$x^3 p^2 +x^2 yp+a^3=0$ ---(1) is the given differential equation, where $p=dy/dx$

$\implies y=-xp-a^3/(x^2p)$

Differentiating with respect to x, we get;

$p=-p-xdp/dx+a^3/x^2p^2(dp/dx)+2a^3/x^3p$

$\implies 2p+xdp/dx=2a^3/px^3+a^3/x^3p^2(dp/dx)$

$\implies 2p(1-a^3/x^3p^2)+xdp/dx(1-a^3/x^3p^2)=0$

$\implies 2p+xdp/dx=0$

$\implies\int dp/p=-2\int dx/x$

$\implies px^2=c \implies p=c/x^2$ ---(2)

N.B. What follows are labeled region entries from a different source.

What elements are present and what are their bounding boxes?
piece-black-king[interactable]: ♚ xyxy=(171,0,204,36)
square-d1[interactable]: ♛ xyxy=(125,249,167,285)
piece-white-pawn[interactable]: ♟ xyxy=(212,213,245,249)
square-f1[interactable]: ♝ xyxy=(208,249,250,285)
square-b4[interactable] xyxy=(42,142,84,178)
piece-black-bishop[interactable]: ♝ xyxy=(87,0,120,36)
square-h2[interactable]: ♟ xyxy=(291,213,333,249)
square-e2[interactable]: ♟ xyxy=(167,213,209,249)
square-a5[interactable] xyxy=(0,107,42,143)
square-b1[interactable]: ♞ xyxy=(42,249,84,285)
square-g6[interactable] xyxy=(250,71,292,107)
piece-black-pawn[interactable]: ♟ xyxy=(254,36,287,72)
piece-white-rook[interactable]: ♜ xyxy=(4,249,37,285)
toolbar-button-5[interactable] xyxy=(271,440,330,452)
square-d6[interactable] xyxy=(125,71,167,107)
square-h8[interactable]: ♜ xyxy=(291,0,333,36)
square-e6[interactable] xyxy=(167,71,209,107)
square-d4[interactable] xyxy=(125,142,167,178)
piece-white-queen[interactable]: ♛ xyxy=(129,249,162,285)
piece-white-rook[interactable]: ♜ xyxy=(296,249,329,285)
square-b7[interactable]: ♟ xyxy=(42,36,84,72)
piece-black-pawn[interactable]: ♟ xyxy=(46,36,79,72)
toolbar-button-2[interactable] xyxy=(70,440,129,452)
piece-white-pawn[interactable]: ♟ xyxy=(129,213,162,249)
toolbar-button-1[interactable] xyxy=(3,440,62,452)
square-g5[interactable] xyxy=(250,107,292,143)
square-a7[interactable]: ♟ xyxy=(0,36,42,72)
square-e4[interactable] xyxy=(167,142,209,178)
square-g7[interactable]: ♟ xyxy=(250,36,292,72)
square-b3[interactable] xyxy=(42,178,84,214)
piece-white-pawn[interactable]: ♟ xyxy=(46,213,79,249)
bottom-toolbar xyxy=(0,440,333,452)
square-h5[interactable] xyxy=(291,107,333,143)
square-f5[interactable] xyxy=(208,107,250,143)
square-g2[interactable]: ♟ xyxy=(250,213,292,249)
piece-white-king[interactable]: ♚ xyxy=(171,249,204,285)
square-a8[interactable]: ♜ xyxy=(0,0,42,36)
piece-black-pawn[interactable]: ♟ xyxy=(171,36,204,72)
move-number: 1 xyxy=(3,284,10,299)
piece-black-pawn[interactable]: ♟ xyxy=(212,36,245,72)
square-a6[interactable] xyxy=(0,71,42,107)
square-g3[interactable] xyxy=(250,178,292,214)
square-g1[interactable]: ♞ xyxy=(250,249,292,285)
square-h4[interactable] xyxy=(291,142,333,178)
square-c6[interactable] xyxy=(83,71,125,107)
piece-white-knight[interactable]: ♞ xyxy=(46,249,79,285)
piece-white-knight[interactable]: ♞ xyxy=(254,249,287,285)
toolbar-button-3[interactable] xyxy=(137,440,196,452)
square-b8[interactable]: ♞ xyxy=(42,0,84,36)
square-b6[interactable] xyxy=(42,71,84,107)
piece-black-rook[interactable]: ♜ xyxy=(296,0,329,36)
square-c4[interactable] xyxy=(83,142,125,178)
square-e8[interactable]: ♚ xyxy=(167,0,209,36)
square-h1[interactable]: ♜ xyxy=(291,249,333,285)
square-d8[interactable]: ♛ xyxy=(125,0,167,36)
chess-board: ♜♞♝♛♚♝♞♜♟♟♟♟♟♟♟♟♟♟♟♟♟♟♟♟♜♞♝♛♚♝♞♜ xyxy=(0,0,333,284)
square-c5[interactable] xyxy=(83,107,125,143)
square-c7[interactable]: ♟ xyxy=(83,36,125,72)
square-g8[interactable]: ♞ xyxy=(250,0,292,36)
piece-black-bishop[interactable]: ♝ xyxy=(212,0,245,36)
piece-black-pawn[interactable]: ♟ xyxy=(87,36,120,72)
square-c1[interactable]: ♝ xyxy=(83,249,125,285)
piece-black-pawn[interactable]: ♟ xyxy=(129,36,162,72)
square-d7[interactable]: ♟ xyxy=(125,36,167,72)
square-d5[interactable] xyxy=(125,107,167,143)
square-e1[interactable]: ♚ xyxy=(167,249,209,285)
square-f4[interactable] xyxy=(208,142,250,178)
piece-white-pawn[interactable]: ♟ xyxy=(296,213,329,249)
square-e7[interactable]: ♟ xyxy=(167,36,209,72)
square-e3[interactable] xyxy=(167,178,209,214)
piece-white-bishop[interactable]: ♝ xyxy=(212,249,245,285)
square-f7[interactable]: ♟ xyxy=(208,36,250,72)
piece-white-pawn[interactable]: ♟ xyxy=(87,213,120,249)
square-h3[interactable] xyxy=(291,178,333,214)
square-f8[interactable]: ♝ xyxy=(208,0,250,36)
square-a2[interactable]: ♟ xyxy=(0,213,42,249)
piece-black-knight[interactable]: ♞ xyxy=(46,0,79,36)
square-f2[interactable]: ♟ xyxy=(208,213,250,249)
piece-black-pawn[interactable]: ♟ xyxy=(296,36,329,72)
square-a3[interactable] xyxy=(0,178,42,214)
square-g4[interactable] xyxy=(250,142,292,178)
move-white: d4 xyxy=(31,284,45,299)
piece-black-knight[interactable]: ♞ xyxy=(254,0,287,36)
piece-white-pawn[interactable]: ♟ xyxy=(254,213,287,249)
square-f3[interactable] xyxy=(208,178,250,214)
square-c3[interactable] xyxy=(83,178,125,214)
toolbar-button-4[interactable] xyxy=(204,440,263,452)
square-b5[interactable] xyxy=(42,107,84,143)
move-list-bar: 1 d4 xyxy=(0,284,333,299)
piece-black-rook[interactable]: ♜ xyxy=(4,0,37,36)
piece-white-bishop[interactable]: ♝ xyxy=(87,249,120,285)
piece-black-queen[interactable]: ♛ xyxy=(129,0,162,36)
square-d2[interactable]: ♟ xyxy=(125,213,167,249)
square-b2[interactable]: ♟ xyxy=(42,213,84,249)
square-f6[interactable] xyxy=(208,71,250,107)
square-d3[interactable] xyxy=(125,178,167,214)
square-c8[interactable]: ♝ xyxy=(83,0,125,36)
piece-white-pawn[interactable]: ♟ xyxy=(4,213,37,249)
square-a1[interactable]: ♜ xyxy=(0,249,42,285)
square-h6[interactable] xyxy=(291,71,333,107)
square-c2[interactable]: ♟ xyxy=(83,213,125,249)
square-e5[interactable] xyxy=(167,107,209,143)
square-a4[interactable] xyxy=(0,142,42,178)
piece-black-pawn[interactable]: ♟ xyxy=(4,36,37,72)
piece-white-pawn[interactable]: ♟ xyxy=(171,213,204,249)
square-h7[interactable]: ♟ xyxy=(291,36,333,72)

Substituting (2) in (1), we get;

$c^2+xyc+a^3x=0$ which is a quadratic equation in c;

Equating it's discriminant to 0, we get;

$x^2y^2-4a^3x=0$

$\implies x(xy^2-4a^3)=0$

$\implies x=0 andxy^2-4a^3=0$

Both these satisfy (1).

Thus, $x=0$ and $xy^2-4a^3=0$ are the singular solutions of the given differential equation.